Some limitations of this study must be pointed out. Besides the absence of information about HbA_1c levels previously discussed, other potentially important prognostic variables were also missing, such as microalbuminuria and smoking status. Microalbuminuria is an established risk factor for mortality in diabetic patients (1,6,19), but its prognostic information could possibly have been replaced by 24-h proteinuria. Subjects’ smoking statuses were considered to be nonreliable data in this cohort and were not included. Smoking status has been reported as a mortality risk factor in some investigations (3,18), but not in others (6,19,21), so its prognostic importance is debatable. Another possible flaw was the study patients’ selection. Because our cohort was hospital based, the diabetic patients in this investigation may not have been representative of the general type 2 diabetic population of Rio de Janeiro. Nevertheless, the excess mortality ratios observed, as previously discussed, were comparable with those reported in population-based studies from other countries.

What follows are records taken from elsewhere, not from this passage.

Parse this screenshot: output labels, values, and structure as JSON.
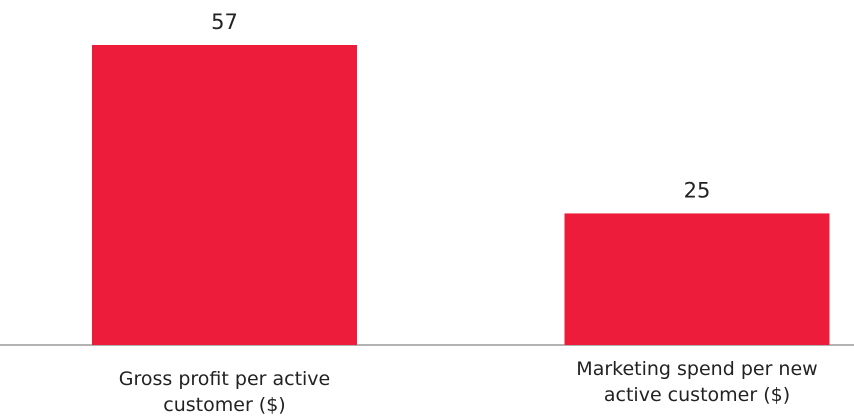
{
  "chart_data": {
    "type": "bar",
    "categories": [
      "Gross profit per active customer ($)",
      "Marketing spend per new active customer ($)"
    ],
    "values": [
      57,
      25
    ],
    "color": "#ed1c3a"
  }
}
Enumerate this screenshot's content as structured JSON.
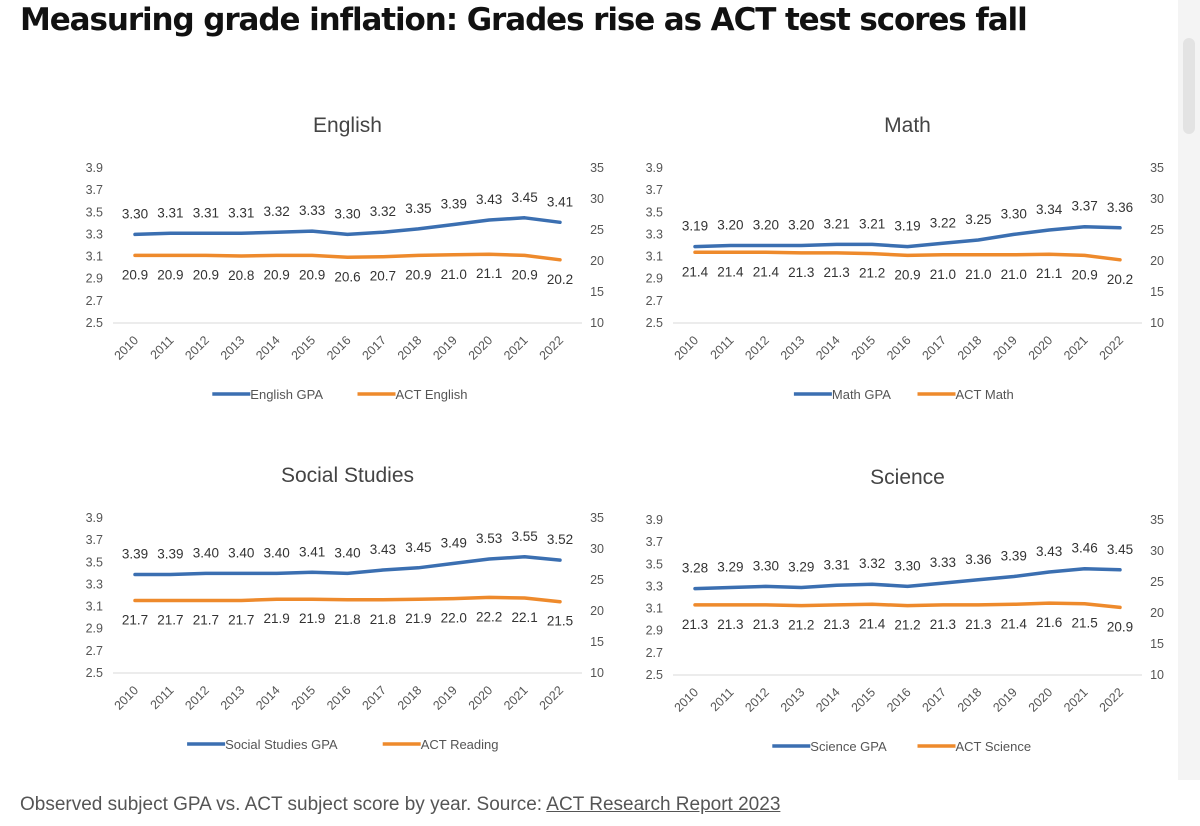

Finally, the different methods used to ascertain the causes of death might have introduced some variability into the accuracy of the information, although the main source was death certificates (available in more than 90% of the deceased patients), and the other methods were mainly confirmatory.

In conclusion, this prospective study with follow-up for up to 7 years provided evidence that Brazilian type 2 diabetic patients have a more than threefold excess mortality than the background population; this excess mortality was most important in subjects younger than 69 years and was partially explained by an increased cardiovascular mortality. Furthermore, the independent predictors of mortality were older age, preexisting vascular disease, increased 24-h proteinuria, decreased serum HDL cholesterol, and frequent PVCs and QTc interval prolongation on baseline ECGs. The use of β-blockers appeared to be protective. These characteristics could help identify high-risk diabetic patients. Additional investigations with multifactorial interventions are needed to verify if these risk markers can be modified and hence used to reduce the burden of mortality in type 2 diabetic patients.